Afastou-se e a mãe voltou ao normal. As enfermeiras seguiam à mesma, iguais na delicadeza e bestialidade.

Fechou e abriu os olhos e apareceu-lhe uma nova casa onde uma familia se digladiava em discussões sem sentido. Ao mesmo tempo um ser que parecia não ter nada a ver, chorava. Arturo fixou-o e este devolveu-lhe o olhar.

'Paz, apenas a paz dos justos que o sangue se me gelou e a alma ficou aqui presa'

E perante o fantasma, que parecia de carne e osso, prometeu a viagem final da sua alma já cansada de estar agrilhoada.

Fechou e abriu os olhos e sentiu vários beijos de bocas com o ódio amansado. Deliciado, deu-se conta das mulheres que lhe apareciam nos lábios. Apenas o êxtase que terminou num segredo sussurrado.

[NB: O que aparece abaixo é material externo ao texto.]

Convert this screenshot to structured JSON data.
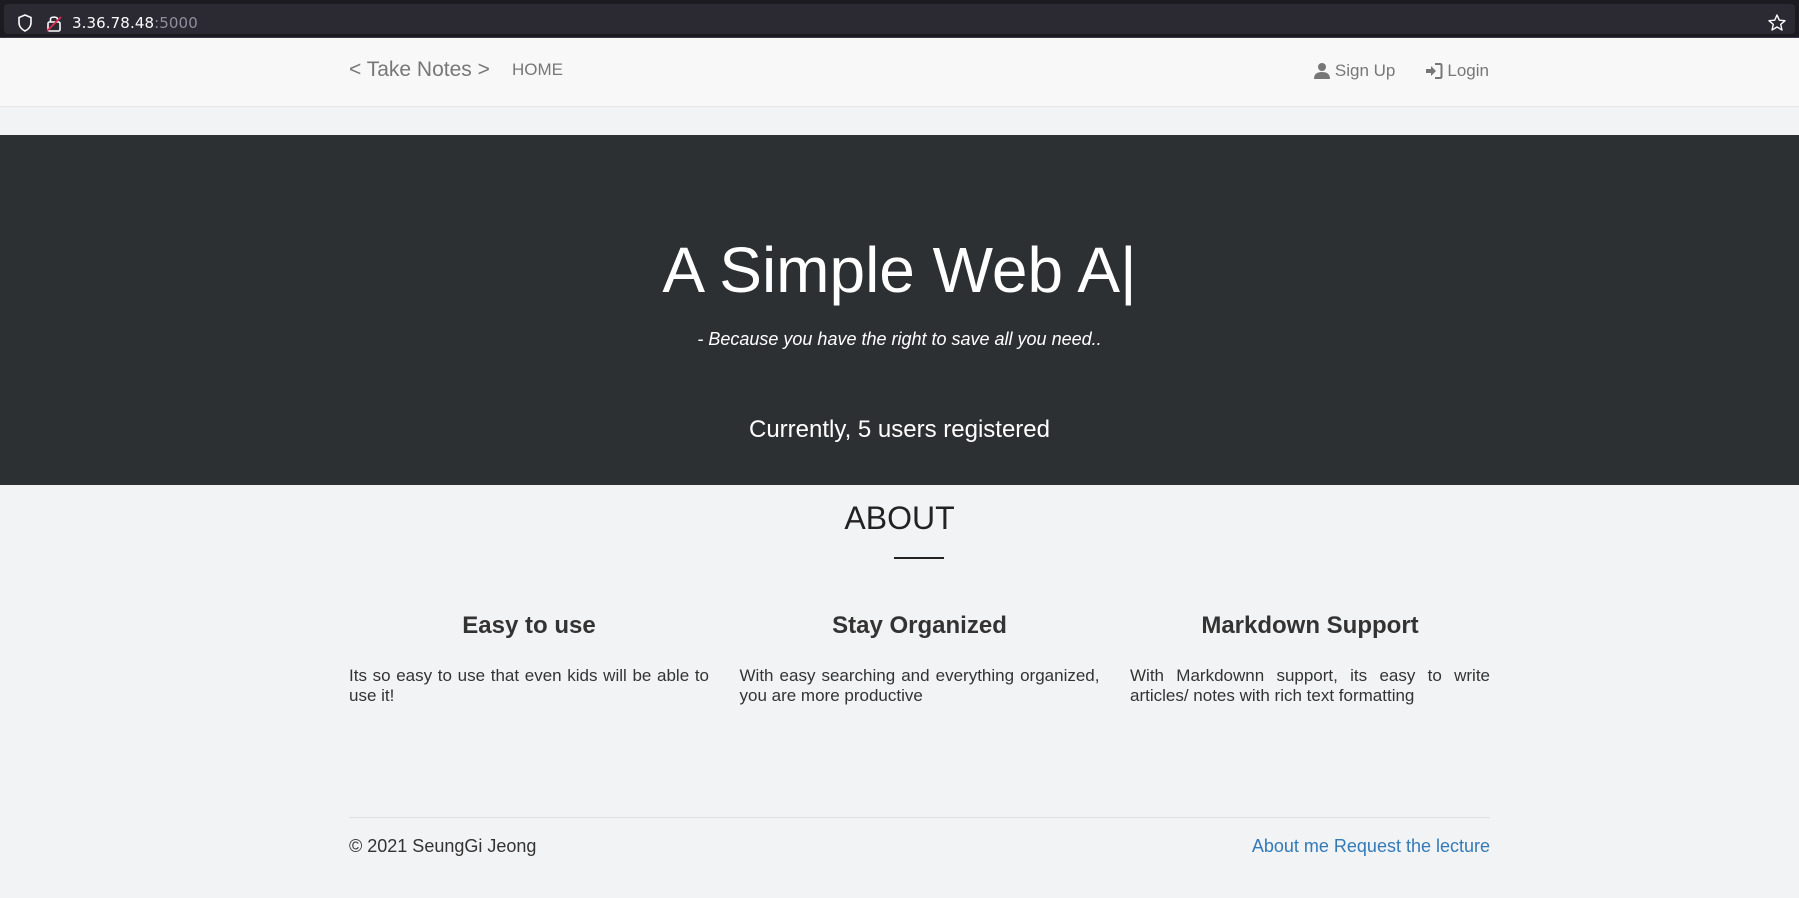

'Nunca será feliz na vida, nem quem tu amas será bafejado pela sorte. Culpa os os anjos e os demónios, mas nunca desdenhes os corpos sedentos de amor que te queiram consumir'

Era então uma espécie de loucura o que o afectava com aquela sucessão de casas, que mais não eram que todo o seu passado e todos os seus tormentos por demais explicados, jamais resolvidos.